Underwater Life – Green Moray Eel

Do you know what this weekend is? huh huh huh? Okay, yes it’s Father’s Day Weekend (remember your father’s!!) but… It’s the Safari Hunt, cue jungle music, and sounds! If you don’t want to participate in the actual Safari hunt, come and hang out. There is only a 20% chance of rain and temps in the upper 80’s-lower 90’s. Whatever you do, remember your sunscreen. So another place you need sunscreen is the further south you get, which is where a group of us are headed next week (read us lightly… I’m not included in us…). So it’s time for the next edition of Underwater Life.
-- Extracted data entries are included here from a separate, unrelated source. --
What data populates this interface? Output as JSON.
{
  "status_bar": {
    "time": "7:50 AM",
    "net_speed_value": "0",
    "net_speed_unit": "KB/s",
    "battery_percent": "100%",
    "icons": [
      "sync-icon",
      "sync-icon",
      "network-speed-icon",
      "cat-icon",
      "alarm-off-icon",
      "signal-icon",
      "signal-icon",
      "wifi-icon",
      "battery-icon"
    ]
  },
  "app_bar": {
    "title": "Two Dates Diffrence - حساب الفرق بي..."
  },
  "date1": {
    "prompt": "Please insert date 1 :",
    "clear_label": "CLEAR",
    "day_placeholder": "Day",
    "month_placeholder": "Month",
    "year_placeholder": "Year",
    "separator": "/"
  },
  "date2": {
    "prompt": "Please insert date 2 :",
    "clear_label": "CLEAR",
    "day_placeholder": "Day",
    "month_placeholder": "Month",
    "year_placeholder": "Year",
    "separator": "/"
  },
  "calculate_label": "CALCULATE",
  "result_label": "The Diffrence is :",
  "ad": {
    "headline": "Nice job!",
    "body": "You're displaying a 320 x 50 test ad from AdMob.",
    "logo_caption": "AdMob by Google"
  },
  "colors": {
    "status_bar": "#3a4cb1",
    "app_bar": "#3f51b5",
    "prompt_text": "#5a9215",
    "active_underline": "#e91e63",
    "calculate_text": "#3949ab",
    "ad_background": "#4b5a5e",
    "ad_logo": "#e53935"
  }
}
The Green Moray Eel is a Moray eel of the family Muraenidae.

  • The green moray is actually brown! The yellow tint of the mucus that covers its body, in combination with the drab background color, gives the fish its namesake green color.
  • Aka black moray, green cong, green conger, green congo, green eel, and olive-green moray eel

They are found in the western Atlantic from New Jersey, Bermuda, and the northern Gulf of Mexico to Brazil at depts. Down to 40m. (that converts to 43 yards, almost half a football field for those of you who are football fans! Go Chiefs!!)

  • Animal hides among cracks and crevices, along rocky shorelines and in coral reefs

Its length is up to 2.5m (or 8 feet).

  • Maximum recorded size of 8 feet and 65 pounds.

The moray’s muscular, scaleless body is laterally compressed (flattened side to side).

  • With long scaleless bodies, green moray eels are often feared and mistaken for sea serpents

The Moray eel is considered a “true” eel.

  • Like other true eels
  • The dorsal fin begins just behind its head
  • Extends along the length of its body
  • Is fused with the caudal (tail) and anal fins
  • Lacks both pelvic and pectoral fins.
  • The dorsal fin extends from just behind the head along the back and joins seamlessly with the caudal and anal fins
  • Their eyes are rather small
  • Their jaws are wide, framing a protruding snout
  • Possess large teeth used to tear flesh or grasp slippery prey items

Green morays are sedentary predators with strong teeth.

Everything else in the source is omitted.